The Congress chief went further, linking the fallout from Trump’s trade measures to India’s more recent recalibration with Beijing. Referring to Modi’s earlier claim that no Chinese troops had entered Indian territory during border tensions, Kharge remarked, “Now Modi himself entered there in China.”
Domestic economic policy also came under scrutiny. Kharge said the government’s decision to revise the Goods and Services Tax (GST) slabs was both overdue and politically motivated. “We raised this issue eight years ago. We said that if there were two slabs, that would benefit poor people, but they introduced four to five slabs and looted people. After the elections approached, they found some difficulties and revised the GST slabs,” he said. Still, he noted that the Congress would welcome “any step that benefits the poor.”
Turning to Bihar, where elections are due, Kharge outlined the issues his party intends to highlight. “Unemployment, law and order, sexual assault on women… Dalits and backward classes are not getting scholarships, and farmers are not getting fertilisers. ‘Vote theft’ issue is also our main agenda,” he said.
The theme of “vote theft” surfaced earlier in the day when Kharge, in a post on X, accused the Election Commission of India (ECI) of “stonewalling crucial information” in a case tied to alleged voter deletions in Karnataka. He pointed to a report that the investigation had gone cold because key records had not been shared with authorities.
“Understand the chronology. Ahead of the May 2023 Karnataka elections, Congress had exposed a massive deletion of voters in the Aland Constituency. Thousands of voters were stripped of their rights through a very sophisticated operation of forging Form 7 applications,” Kharge wrote.
He recalled that in February 2023, a case was registered and investigators uncovered 5,994 forged applications. “Clear evidence of a massive attempt at voter fraud,” Kharge said, adding that the Congress government then ordered a CID probe to identify those behind it.

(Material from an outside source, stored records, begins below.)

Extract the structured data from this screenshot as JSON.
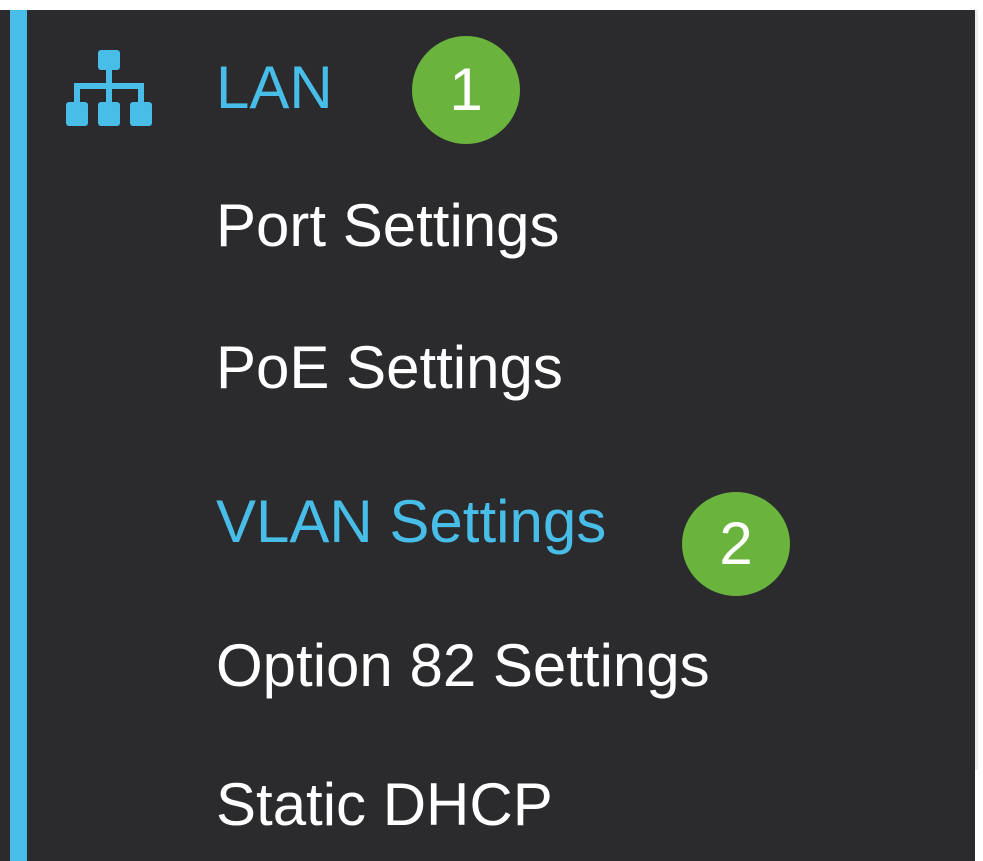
{
  "colors": {
    "panel_background": "#2b2b2d",
    "accent": "#47bde8",
    "active_text": "#47bde8",
    "item_text": "#ffffff",
    "badge": "#6ab43e"
  },
  "menu": {
    "section": {
      "icon": "network-topology-icon",
      "label": "LAN",
      "step_badge": "1"
    },
    "items": [
      {
        "label": "Port Settings",
        "active": false
      },
      {
        "label": "PoE Settings",
        "active": false
      },
      {
        "label": "VLAN Settings",
        "active": true,
        "step_badge": "2"
      },
      {
        "label": "Option 82 Settings",
        "active": false
      },
      {
        "label": "Static DHCP",
        "active": false
      }
    ]
  }
}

According to him, the investigation has since been stalled. “While ECI had earlier shared part of the documents needed to trace the forgery, it has now stonewalled the crucial information -- effectively shielding those behind the Vote Chori!” he said.
Kharge pressed the commission with pointed questions: “Why has ECI suddenly blocked vital evidence? Who is it protecting? BJP’s Vote Chori department? Is ECI bending under the BJP’s pressure to derail the CID probe?”
The Election Commission has previously dismissed such allegations from the Congress as baseless. There was no immediate response from EC to Kharge’s latest claims.
The Aland seat at the heart of the controversy was won by Congress candidate Bhojaraj in 2023, who defeated BJP’s Subhash Guttedar by nearly 10,000 votes. But for Kharge, the issue was less about the result and more about what he portrayed as an attempt to strip citizens of their fundamental right to vote. “Individual’s right to vote needs to be protected,” he said, adding that Indian democracy itself required safeguarding.